I prefer to lift my leg! I'm still a pup yet goin good here. Morels in the eggs morels in the spaghetti morels deep fried, sauteed. Morels in the dehydrator! Hell it must be morel season!! O morels on flat bread and morels on the pizza!! shit it's morel season!!! Go getcha some !!! How'd you prepare that sasquatch schroom any who? Better watch your ass nylon man I think yetti wants his supper back!!!!lmao. Buckthornman


----------



## dr_morel (May 12, 2016)

What is that orange thing your holding in the pic with the pink fingernails old elm?


----------



## Old Elm (Feb 3, 2013)

"Dr.Morel" Some - "Jelly Fungus"


----------



## shroomtrooper (May 12, 2013)

Ha you guys are crazy.


----------



## buckthornman (May 16, 2013)

Yes I am what's up Strooper? 1 morel what's going on brother. You need to call in sick and go get lost in some woods. Bucky


----------



## morel rat (May 23, 2013)

found well over 300 very nice greys,, send pics when the season is over ....
just so I dont get some cross dresser trying to follow me..grr i hate pink!!! 
unless hmmm... lmao oldelm ur in a stink :-o


----------



## buckthornman (May 16, 2013)

Whoa there's that crazy lady with nylons over her camouflage again! What she doing in the woods


----------



## shroomtrooper (May 12, 2013)

Bucky, took the wrong week off, would have canceled but son had his varsity tennis matches all that week, he is a senior so last year, I will miss it a lot. But I have today off and I am going to hit it hard, I can already feel blood oozing out of the cuts I will get. Morel Rat you rule, spread the karma. Well the dog is looking at me like its time to go, hes getting some grey on the lower jaw but still acts like a puppy sometimes. Kind of like me


----------



## jasonv85 (May 13, 2016)

Hey guys, I just moved down here to Racine from The U.P. I was just wondering if anyone has heard of any morels sightings down here, not looking for spots just wondering if anyone has seen anything around by me.
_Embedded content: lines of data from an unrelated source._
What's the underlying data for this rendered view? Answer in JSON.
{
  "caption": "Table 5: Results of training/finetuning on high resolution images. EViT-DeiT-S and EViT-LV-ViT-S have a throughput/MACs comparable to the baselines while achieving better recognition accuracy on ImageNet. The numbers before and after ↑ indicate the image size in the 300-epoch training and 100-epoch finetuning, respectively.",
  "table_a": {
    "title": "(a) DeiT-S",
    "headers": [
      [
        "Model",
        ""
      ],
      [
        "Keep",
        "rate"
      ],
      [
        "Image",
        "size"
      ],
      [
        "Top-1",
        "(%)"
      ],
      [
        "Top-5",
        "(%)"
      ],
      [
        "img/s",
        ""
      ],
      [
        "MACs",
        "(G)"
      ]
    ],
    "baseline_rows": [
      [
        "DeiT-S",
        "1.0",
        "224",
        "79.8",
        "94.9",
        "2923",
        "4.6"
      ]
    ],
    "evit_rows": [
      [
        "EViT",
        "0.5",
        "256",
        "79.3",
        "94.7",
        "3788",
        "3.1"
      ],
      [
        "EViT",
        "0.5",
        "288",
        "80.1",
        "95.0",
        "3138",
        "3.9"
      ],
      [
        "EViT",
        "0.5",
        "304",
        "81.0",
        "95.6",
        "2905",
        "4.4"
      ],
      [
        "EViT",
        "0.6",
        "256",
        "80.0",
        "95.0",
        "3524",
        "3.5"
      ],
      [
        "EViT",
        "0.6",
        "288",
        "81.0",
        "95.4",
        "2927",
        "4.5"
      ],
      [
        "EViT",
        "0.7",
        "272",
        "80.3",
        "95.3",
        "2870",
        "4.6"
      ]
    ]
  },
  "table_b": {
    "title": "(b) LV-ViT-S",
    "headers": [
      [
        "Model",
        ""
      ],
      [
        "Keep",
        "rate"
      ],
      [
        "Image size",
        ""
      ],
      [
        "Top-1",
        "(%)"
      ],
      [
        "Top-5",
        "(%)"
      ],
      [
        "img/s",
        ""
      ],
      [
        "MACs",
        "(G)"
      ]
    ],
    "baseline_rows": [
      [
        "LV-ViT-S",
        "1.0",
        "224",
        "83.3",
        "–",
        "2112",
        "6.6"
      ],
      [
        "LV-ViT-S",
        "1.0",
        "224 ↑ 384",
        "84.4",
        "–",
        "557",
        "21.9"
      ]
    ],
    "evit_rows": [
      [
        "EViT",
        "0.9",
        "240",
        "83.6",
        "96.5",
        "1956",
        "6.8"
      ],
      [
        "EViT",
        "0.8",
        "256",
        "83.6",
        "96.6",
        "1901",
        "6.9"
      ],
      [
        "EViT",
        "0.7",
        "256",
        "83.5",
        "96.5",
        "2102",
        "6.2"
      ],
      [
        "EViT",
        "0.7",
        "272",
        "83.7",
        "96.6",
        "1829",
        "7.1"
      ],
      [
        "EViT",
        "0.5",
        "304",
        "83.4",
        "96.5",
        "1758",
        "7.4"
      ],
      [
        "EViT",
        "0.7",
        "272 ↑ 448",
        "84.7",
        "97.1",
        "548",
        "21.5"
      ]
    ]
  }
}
I usually find them around the red pines up there, very very sandy too. Was about 20 mins South of Lake Superior. Any advice would be appreciated. Happy hunting


----------



## freeflow581 (May 3, 2013)

JAson, the season is in full swing down there...I know of people in that area finding the tall blonds already. dead elm trees is what non-yoopers look for


----------



## shroomtrooper (May 12, 2013)

Well, I found 3 today, alot of walking in rain, 39 degrees out. Went home dried my gear, went to a for sure spot when there up, nothing. In my area they are just not up. A very few here and there. Well that is it, kind of depressed, but that is the way it goes. Should have traveled.


----------



## gold diggers (May 11, 2016)

Old Elm What part of the state are you from. Down here in SE Wisconsin the harvest is crusing. Picked 5 pounds this week and in Waukesha County, some folks were bringing out grocery bags full.


----------



## Old Elm (Feb 3, 2013)

Gold Diggers - West central. Kinda between Eau Claire &amp; St.Paul


----------



## Old Elm (Feb 3, 2013)

]//i.imgur.com/nG6w1qV.jpg[/img] ]//i.imgur.com/j2s1GKu.jpg[/img]


----------



## gramin (May 14, 2016)

fresh morel season is gone, now only have dry morel mushrooms to sell
our web http://www.cn-localfoods.com/mushrooms/morchella/


----------



## Old Elm (Feb 3, 2013)

gramin - I would have to totally disagree with you, about the fresh season being done, as I plan to continue picking here for at least another two weeks. Nice fresh ones too! They are up &amp; available.


----------



## mr_ minnesota (May 11, 2016)

I'm with you on this one OldElm the yellows are just starting to come up in full force in the areas I have been picking.


----------



## buckthornman (May 16, 2013)

Gramin you must be in China? Cuz we aren't even close to the end with this cool nights. A slight slow down to the next flush Chinese morels! Huh! Mine are made in the USA!!!!


----------



## shroomtrooper (May 12, 2013)

Done?, my spot's have not even started. Went out again this morning,36 Degrees out. Nothing, I need some heat, not alot but some. Never seen so much Dryad saddles before, some huge. I am expecting a huge flush pretty soon, better be.


----------



## buckthornman (May 16, 2013)

Gonna mow the lawn before the city comes and does it! O by the way elm and trooper first hummingbird yesterday!!! Ain't know way it's over! Sorry forgot to tell Ya yesterday


----------



## shroomtrooper (May 12, 2013)

Kind of weird tho, I finally got in to some a hour ago, big yellows. Usually found at the end of season. 16 big ones. Does anybody know if its true we can get a second flush? Seems like my area bypassed the grays and went to the big yellows.


----------



## shroomtrooper (May 12, 2013)

This was a totally new spot, only 3 miles where I usually hunt, where there was nothing.


----------



## buckthornman (May 16, 2013)

Never know guess that's why there the Wiley morel troop? Still pick in Grey's in central and blondes! But the big yellows usually are the last ones! But there isn't much usual in the weather or anything else these days!


----------



## craemos (May 14, 2016)

Hey folks.

I've been trekking the woods for the last couple weeks and coming up with some decent hauls of morels. However, I keep coming across a particular mushroom that grows in a similar manner as Dryad's Saddle (on tree branches), but with a different pattern and color. These are orange and lack the typical diamond-type pattern of a Dryad. These typically grow on smaller branches that have already died. They are usually accompanied with a greenish-white colored mold on te same branch. They are roughly half the size of my palm and grow in clusters.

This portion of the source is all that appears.